For years, various organizations and individuals have worked to teach AI in psychology, behavioral science, and linguistics. These AI systems get to know an individual’s opinions, hobbies, and interests. Sahota said he even knows what words will influence you, connect you and persuade you.

While many researchers are still looking for big fake “home runs,” like Volodymyr Zelenskyy telling Ukrainian troops to surrender, bad actors are also “micro-targeting” people to influence certain subsets of the population. .
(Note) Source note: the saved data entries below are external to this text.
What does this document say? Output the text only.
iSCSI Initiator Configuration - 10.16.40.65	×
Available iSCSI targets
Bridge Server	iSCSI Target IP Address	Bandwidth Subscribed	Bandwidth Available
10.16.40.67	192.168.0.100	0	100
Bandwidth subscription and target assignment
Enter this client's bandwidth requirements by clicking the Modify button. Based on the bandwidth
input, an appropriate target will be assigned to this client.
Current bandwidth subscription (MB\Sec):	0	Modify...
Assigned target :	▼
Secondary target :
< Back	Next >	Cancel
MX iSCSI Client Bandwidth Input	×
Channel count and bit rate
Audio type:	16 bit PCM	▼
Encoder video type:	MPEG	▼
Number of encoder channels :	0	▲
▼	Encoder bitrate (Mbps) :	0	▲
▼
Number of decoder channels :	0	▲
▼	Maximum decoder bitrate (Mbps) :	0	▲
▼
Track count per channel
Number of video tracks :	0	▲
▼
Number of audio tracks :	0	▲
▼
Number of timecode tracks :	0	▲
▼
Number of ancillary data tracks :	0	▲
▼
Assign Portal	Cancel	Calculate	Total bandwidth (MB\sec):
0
A recent Hillary Clinton deepfake showed the former presidential candidate saying she loved Florida Governor Ron DeSantis and would support him if he ran for president. Sahota said these videos manipulate people’s decisions on a smaller scale, which is often overlooked.


Counterfeit Bruce Willis

The hyper-realistic image of Bruce Willis is actually a deepfake created by a Russian company using artificial neural networks. (Deep Cake via Reuters)

While AI videos are a legitimate concern, Sahota said the use of psychological AI tools has already been “honed” in marketing, where people can create a sort of “chamber effect.” ‘echo’.

If a person subscribes to someone’s newsletter or sees something on their feed, the AI ​​algorithm reinforces that over time. This begs the question, does a person choose to vote for someone because it is their own idea, or has it been taken into their conscience?

“It’s like the movie Inception,” Sahota said. “Somebody actually planted this in your mind. And the best way to get buy-in is for you to think it’s your own idea. And that’s why a lot of these AI tools are unfortunately used.”

Perhaps the most important concern for the UN is what happens when someone claims to have been the victim of a deepfake but tries to delete a legitimate video, photo or audio recording.


"fedha," an AI-generated newscaster created for the Kuwait News service, is depicted on a screen.

Journalists look at an AI-generated news anchor named “Fedha”, which the Kuwait News service recently launched. (YASSER AL-ZAYYAT/AFP via Getty Images)

“Someone says something a little wrong, okay, we can sort of understand that. But someone who actually said something now tries to spit it out like a deepfake. How do you refute the negative? He there’s no way to do a real analysis to do that. And even if you do the real analysis, some people will continue to be suspicious of the results,” Sahota said.

According to Sahota, the Federal Election Commission (FEC) is at an impasse on what to do about deepfakes, as it is unclear whether regulating the content of machines is within its purview. With misinformation and misleading claims reaching “epic proportions”, Sahota said a change in mentality might be needed.


“This kind of cultural change takes time, and it’s a big change,” he added. “There’s going to be a lot of resistance to that. And unfortunately this spin game of ‘oh, I didn’t really say that.’ That, for sure, is going to happen. We’ve already, well, we’ve already seen over 100 years of abuse in American politics. So that’s the biggest challenge.